第１図は本発明の一実施例の文字認Ｒ装置の／ステム構
成を示す一部斜視図を含む正面図、第２図は第１図例の
要部のより詳細一一構成を示す一部斜視図を含む構ｌｉ
３：図、第３図は一実施例の表示画面（２ＯＡ）　　の
構成例を示す正面図、第４図は一実施例の分離文字の登
録動作を示すフローチャート図、第５図は一実施例の各
座標系の相互の関係の説明に供する線図、第６図は従来
の文字認識装置の全体構成を示すブロック図、第７図及
び第８図は夫々従来の文字列及び原矩形の切出し動作の
説明に供する線図である。（１３）はスキャナー、（１４）は原稿、（１５）はイ
メージデータ入出力ボート、（１６）はホストコンピュ
ータ、（１９）はキ丁ラクタ識別ボート、（２０）は表
示装置、（２４）は中央処理ユニット、（２５）はメイ
ンメモリ、（２８）は認識郎、（２９）は認識辞書部、
（３８）は文字統合釦、（４８）は統合ブロックである
。代理人松隈秀盛第４図第５図FIG. 1 is a front view including a partial perspective view showing the stem configuration of a character recognition R device according to an embodiment of the present invention, and FIG. Structure including partial perspective view
3: Figure 3 is a front view showing a configuration example of the display screen (2OA) of one embodiment, FIG. 4 is a flowchart showing the registration operation of separated characters in one embodiment, and FIG. 5 is one embodiment. 6 is a block diagram showing the overall configuration of a conventional character recognition device, and FIGS. 7 and 8 are diagrams showing conventional character strings and cutting out original rectangles, respectively. FIG. 3 is a diagram for explaining the operation. (13) is a scanner, (14) is a document, (15) is an image data input/output board, (16) is a host computer, (19) is a printer identification board, (20) is a display device, (24) is a central processing unit, (25) main memory, (28) recognition unit, (29) recognition dictionary unit,
(38) is a character integration button, and (48) is an integration block.
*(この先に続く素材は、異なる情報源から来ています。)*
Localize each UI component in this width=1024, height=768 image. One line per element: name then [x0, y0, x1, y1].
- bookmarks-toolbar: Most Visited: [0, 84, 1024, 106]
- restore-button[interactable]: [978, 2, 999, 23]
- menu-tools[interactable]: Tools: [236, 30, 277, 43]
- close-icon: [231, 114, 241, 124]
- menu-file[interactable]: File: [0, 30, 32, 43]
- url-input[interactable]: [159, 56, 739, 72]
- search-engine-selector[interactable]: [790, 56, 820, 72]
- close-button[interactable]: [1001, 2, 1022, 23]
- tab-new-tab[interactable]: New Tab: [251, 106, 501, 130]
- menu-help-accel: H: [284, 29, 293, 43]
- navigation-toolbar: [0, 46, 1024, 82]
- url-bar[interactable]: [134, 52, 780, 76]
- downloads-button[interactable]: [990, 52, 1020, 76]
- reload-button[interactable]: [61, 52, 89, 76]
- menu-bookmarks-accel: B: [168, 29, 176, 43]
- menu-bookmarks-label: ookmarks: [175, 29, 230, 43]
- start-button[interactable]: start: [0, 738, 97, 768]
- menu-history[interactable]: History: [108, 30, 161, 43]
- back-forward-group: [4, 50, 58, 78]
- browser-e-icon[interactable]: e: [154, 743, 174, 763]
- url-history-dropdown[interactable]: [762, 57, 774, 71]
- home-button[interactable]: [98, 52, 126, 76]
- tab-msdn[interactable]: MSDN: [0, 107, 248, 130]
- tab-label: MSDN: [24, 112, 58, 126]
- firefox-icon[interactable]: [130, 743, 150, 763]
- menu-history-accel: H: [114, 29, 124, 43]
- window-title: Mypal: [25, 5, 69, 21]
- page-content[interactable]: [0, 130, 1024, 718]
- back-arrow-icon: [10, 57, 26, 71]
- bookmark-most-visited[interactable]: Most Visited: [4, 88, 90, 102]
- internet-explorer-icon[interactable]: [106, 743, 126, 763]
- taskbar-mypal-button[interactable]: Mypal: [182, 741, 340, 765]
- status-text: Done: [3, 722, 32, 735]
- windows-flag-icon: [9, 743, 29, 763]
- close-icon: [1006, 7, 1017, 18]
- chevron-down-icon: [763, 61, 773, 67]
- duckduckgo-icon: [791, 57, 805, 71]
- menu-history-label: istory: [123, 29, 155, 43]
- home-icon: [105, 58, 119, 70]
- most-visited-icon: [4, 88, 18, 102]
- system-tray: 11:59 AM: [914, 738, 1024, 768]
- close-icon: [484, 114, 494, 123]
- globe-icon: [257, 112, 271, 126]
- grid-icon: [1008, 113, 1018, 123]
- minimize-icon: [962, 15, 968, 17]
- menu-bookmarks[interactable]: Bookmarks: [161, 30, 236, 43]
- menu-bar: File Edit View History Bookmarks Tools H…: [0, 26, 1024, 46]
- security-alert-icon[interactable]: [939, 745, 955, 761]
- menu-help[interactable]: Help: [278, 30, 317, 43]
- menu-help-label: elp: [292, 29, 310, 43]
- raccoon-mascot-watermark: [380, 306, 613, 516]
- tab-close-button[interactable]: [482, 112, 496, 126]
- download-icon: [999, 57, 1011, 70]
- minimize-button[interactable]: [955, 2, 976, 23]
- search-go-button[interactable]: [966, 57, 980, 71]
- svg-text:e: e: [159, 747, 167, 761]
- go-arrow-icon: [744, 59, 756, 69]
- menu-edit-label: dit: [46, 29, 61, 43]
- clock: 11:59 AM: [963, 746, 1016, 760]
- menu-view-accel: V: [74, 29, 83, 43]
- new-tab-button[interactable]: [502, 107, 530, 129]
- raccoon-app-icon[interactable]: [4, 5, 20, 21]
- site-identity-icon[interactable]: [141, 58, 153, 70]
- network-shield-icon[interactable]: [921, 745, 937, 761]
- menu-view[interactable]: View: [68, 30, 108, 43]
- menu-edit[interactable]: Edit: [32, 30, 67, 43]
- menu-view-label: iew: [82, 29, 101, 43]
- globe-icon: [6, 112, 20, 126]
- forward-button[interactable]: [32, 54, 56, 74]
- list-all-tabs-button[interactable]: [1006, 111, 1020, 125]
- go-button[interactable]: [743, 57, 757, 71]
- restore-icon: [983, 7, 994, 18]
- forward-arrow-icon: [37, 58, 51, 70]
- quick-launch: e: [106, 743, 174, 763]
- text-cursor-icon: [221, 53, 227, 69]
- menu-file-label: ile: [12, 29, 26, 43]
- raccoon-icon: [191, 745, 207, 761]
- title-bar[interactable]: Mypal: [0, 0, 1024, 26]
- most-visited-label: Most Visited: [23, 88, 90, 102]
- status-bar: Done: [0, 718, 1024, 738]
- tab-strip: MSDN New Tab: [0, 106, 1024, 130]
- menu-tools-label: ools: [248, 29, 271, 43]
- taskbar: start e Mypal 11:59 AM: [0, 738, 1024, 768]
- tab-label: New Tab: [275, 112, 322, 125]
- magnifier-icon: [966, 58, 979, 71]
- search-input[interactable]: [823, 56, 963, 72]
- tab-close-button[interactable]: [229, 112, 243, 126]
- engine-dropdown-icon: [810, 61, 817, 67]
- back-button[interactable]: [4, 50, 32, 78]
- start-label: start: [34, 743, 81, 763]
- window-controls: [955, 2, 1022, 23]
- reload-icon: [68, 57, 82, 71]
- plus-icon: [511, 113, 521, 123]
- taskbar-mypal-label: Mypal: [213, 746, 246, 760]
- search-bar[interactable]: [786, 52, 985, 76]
Agent Hidemori Matsukuma Figure 4 Figure 5

Claims

[Claims]

a character extraction unit that sequentially extracts extracted character signals forming each component of one character or separated characters from an original character signal corresponding to an image of an original document; and a recognition dictionary unit that stores image data corresponding to character codes. a character identification unit that uses the recognition dictionary unit to identify a character code corresponding to one or more of the cutout character signals; and a character identification unit that recognizes the image data of the cutout character signal supplied from the character cutout unit. and a dictionary creation section that registers the separated characters in the dictionary section, and when the character identification section makes a mistake in identifying a separated character, the cutout character signal forming the entire separated character that was misidentified is sent from the character cutting out section to the above. By supplying it to the dictionary creation section,
A character recognition device characterized in that image data of the separated character that has been incorrectly identified is registered in the recognition dictionary section.